🤖 AI Summary
This work addresses the computational bottleneck in answer-level fine-tuning arising from the intractable marginalization over an exponentially large space of implicit reasoning paths. To overcome this challenge, the authors propose a Distribution Alignment Game framework that reformulates the original optimization problem as a two-player game between a policy generator and an auxiliary target distribution. By seeking a Nash equilibrium, the method transforms the infeasible marginalization into a tractable projection problem, thereby unifying diverse response generation with self-improvement mechanisms. The approach integrates concepts from game theory, variational inference, and Group Relative Policy Optimization—such as Coherence-GRPO—to achieve both theoretical elegance and practical efficiency. Empirical results on mathematical reasoning benchmarks demonstrate substantial reductions in computational complexity alongside consistent performance gains.
📝 Abstract
We focus on the problem of \emph{Answer-Level Fine-Tuning} (ALFT), where the goal is to optimize a language model based on the correctness or properties of its final answers, rather than the specific reasoning traces used to produce them.

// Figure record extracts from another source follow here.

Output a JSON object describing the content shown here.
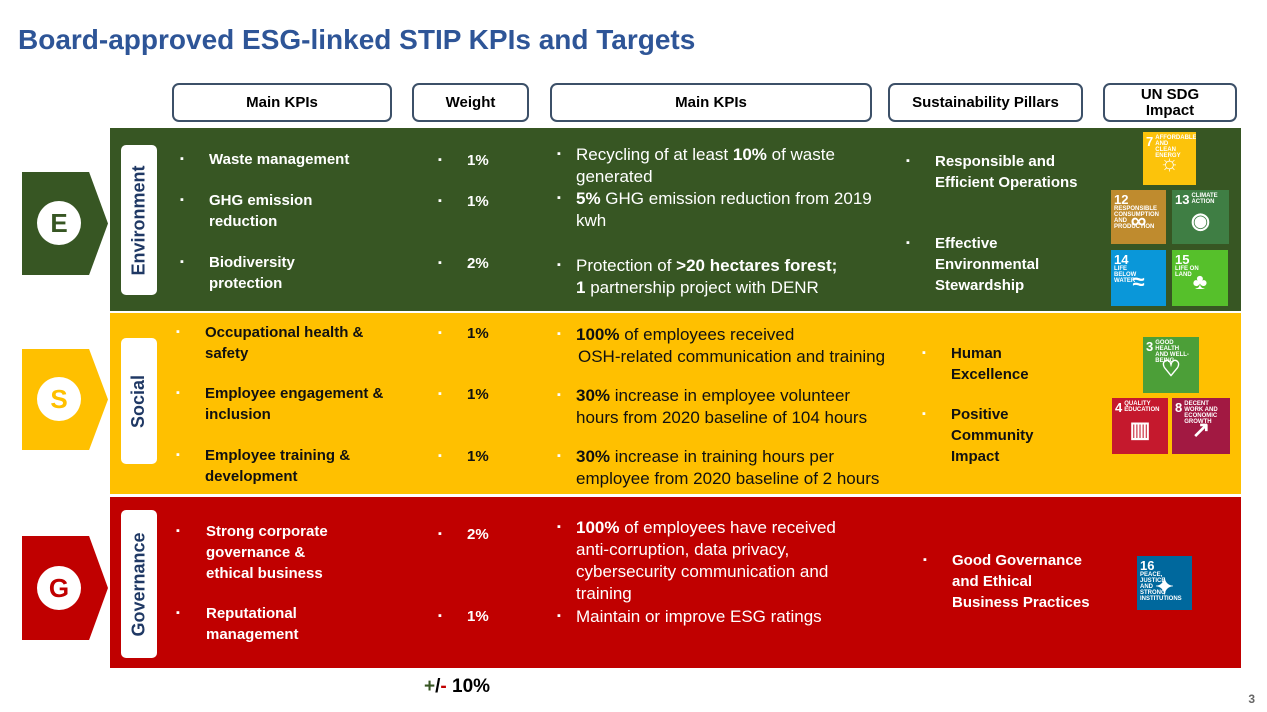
{
  "title": "Board-approved ESG-linked STIP KPIs and Targets",
  "headers": {
    "main_kpis": "Main KPIs",
    "weight": "Weight",
    "main_kpis_targets": "Main KPIs",
    "pillars": "Sustainability Pillars",
    "sdg": "UN SDG Impact"
  },
  "bullet": "▪",
  "environment": {
    "letter": "E",
    "label": "Environment",
    "kpis": [
      "Waste management",
      "GHG emission reduction",
      "Biodiversity protection"
    ],
    "weights": [
      "1%",
      "1%",
      "2%"
    ],
    "targets": [
      {
        "bold": "",
        "pre": "Recycling of at least ",
        "mid": "10%",
        "post": " of waste generated"
      },
      {
        "bold": "5%",
        "pre": "",
        "mid": "",
        "post": " GHG emission reduction from 2019 kwh"
      },
      {
        "bold": "",
        "pre": "Protection of ",
        "mid": ">20 hectares forest;",
        "post": "",
        "line2_bold": "1",
        "line2": " partnership project with DENR"
      }
    ],
    "pillars": [
      "Responsible and Efficient Operations",
      "Effective Environmental Stewardship"
    ],
    "sdgs": [
      {
        "num": "7",
        "text": "AFFORDABLE AND CLEAN ENERGY",
        "color": "#fcc30b",
        "icon": "sun-icon"
      },
      {
        "num": "12",
        "text": "RESPONSIBLE CONSUMPTION AND PRODUCTION",
        "color": "#bf8b2e",
        "icon": "infinity-icon"
      },
      {
        "num": "13",
        "text": "CLIMATE ACTION",
        "color": "#3f7e44",
        "icon": "eye-icon"
      },
      {
        "num": "14",
        "text": "LIFE BELOW WATER",
        "color": "#0a97d9",
        "icon": "fish-icon"
      },
      {
        "num": "15",
        "text": "LIFE ON LAND",
        "color": "#56c02b",
        "icon": "tree-icon"
      }
    ]
  },
  "social": {
    "letter": "S",
    "label": "Social",
    "kpis": [
      "Occupational health & safety",
      "Employee engagement & inclusion",
      "Employee training & development"
    ],
    "weights": [
      "1%",
      "1%",
      "1%"
    ],
    "targets": [
      {
        "bold": "100%",
        "rest": " of employees received",
        "line2": "OSH-related communication and training"
      },
      {
        "bold": "30%",
        "rest": " increase in employee volunteer",
        "line2": "hours from 2020 baseline of 104 hours"
      },
      {
        "bold": "30%",
        "rest": " increase in training hours per",
        "line2": "employee from 2020 baseline of 2 hours"
      }
    ],
    "pillars": [
      "Human Excellence",
      "Positive Community Impact"
    ],
    "sdgs": [
      {
        "num": "3",
        "text": "GOOD HEALTH AND WELL-BEING",
        "color": "#4c9f38",
        "icon": "heartbeat-icon"
      },
      {
        "num": "4",
        "text": "QUALITY EDUCATION",
        "color": "#c5192d",
        "icon": "book-icon"
      },
      {
        "num": "8",
        "text": "DECENT WORK AND ECONOMIC GROWTH",
        "color": "#a21942",
        "icon": "growth-chart-icon"
      }
    ]
  },
  "governance": {
    "letter": "G",
    "label": "Governance",
    "kpis": [
      "Strong corporate governance & ethical business",
      "Reputational management"
    ],
    "weights": [
      "2%",
      "1%"
    ],
    "targets": [
      {
        "bold": "100%",
        "rest": " of employees have received",
        "line2": "anti-corruption, data privacy,",
        "line3": "cybersecurity communication and",
        "line4": "training"
      },
      {
        "bold": "",
        "rest": "Maintain or improve ESG ratings"
      }
    ],
    "pillars": [
      "Good Governance and Ethical Business Practices"
    ],
    "sdgs": [
      {
        "num": "16",
        "text": "PEACE, JUSTICE AND STRONG INSTITUTIONS",
        "color": "#00689d",
        "icon": "dove-icon"
      }
    ]
  },
  "footer": {
    "plus": "+",
    "slash": "/",
    "minus": "-",
    "value": " 10%",
    "plus_color": "#375623",
    "minus_color": "#c00000"
  },
  "page_number": "3"
}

Directly optimizing answer-level objectives is computationally intractable due to the need to marginalize over the vast space of latent reasoning paths. To overcome this, we propose a general game-theoretical framework that lifts the problem to a \emph{Distributional Alignment Game}. We formulate ALFT as a two-player game between a Policy (the generator) and a Target (an auxiliary distribution). We prove that the Nash Equilibrium of this game corresponds exactly to the solution of the original answer-level optimization problem. This variational perspective transforms the intractable marginalization problem into a tractable projection problem. We demonstrate that this framework unifies recent approaches to diversity and self-improvement (coherence) and provide efficient algorithms compatible with Group Relative Policy Optimization (GRPO), such as Coherence-GRPO, yielding significant complexity gains in mathematical reasoning tasks.